Lc.18,9-14 (9/03/2024)
9 Met het oog op sommigen
die van zichzelf vertrouwden dat ze integer waren
en neerkeken op de rest,
vertelde Jezus nu deze gelijkenis:
10 “Twee mensen gingen op naar de tempel om te bidden.
De ene was een farizeeër, de andere een tollenaar.
11 De farizeeër ging staan en bad over zichzelf:
“God, ik dank je
dat ik niet ben zoals de andere mensen:
grijpgraag, onrechtvaardig, overspelig, …
of zoals die tollenaar.
12 Ik vast twee maal per week
en ik sta een tiende van al mijn inkomsten af.”

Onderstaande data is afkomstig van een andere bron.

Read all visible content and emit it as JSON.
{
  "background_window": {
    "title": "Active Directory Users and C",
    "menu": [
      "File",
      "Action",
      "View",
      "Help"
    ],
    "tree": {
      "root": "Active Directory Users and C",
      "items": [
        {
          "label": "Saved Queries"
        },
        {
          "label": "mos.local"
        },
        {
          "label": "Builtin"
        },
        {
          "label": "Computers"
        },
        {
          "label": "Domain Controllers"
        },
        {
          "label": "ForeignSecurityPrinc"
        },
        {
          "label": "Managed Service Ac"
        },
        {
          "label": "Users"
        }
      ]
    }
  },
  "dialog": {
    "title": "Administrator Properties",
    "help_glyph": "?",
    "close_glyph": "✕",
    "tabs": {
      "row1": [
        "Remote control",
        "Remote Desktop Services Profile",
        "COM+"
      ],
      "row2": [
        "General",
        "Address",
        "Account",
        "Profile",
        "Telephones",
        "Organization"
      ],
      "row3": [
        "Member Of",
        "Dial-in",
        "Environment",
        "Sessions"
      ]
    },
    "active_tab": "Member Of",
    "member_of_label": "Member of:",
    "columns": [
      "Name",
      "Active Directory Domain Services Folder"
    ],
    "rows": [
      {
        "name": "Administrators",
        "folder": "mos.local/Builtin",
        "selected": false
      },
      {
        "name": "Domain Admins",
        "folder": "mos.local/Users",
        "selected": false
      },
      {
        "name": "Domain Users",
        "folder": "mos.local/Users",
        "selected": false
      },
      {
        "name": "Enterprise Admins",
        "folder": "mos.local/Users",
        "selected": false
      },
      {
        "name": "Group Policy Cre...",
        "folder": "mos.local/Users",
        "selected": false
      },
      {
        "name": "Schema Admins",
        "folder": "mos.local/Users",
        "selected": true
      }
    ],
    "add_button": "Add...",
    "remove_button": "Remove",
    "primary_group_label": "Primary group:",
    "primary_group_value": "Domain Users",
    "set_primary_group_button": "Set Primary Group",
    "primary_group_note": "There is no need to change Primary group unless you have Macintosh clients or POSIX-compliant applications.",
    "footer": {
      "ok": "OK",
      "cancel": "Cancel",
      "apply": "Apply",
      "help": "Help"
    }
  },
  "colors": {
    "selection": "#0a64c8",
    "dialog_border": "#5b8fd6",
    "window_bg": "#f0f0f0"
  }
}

13 De tollenaar bleef op een afstand staan,
hief zelfs zijn ogen niet naar de hemel,
maar sloeg zich op de borst:
“God, wil je verzoenen met mij, zondaar die ik ben.”
14 Ik zeg jullie:
Híj keerde naar huis terug integer geworden,
en niet de ander.
Want ieder die zichzelf groter maakt,
zal kleiner worden,
en wie zichzelf kleiner maakt,
zal groter worden.”
Ik ben blij dat hier als vertaling niet gekozen werd voor “God, wees mij genadig” (zoals in veel andere vertalingen), maar wel voor: “God, wil je verzoenen met mij”. Nu kun je zeggen: dat maakt toch geen verschil. Verzoenen of genadig zijn: het komt toch op hetzelfde neer? Toch voelt iedereen aan dat er wel een verschil is.
Genadig zijn is een attitude. Het is een besluit in G-d, dat zich uit in een eenzijdig G-dswerk.
‘Zich verzoenen met’ daarentegen is een twee-(of meer)zijdig proces. Het moet weer goed komen tussen twee partijen die – om welke reden dan ook – niet meer met elkaar verder kunnen. Dat vergt een wederzijdse inspanning. Er is een ommekeer nodig, een opnieuw richten naar G-d en zich juist leren verhouden: niet te groot, maar ook niet te klein.
Dit is de ‘bekering’ waartoe Jezus ons uitdaagt. De bekering van zelftevredenheid en alleen vertrouwen op jezelf, naar – met al je kleinmenselijkheid – open en ontvankelijk voor G-d te gaan staan. Zo’n totale overgave en durven leven-IN-vertrouwen zal G-d niet negeren!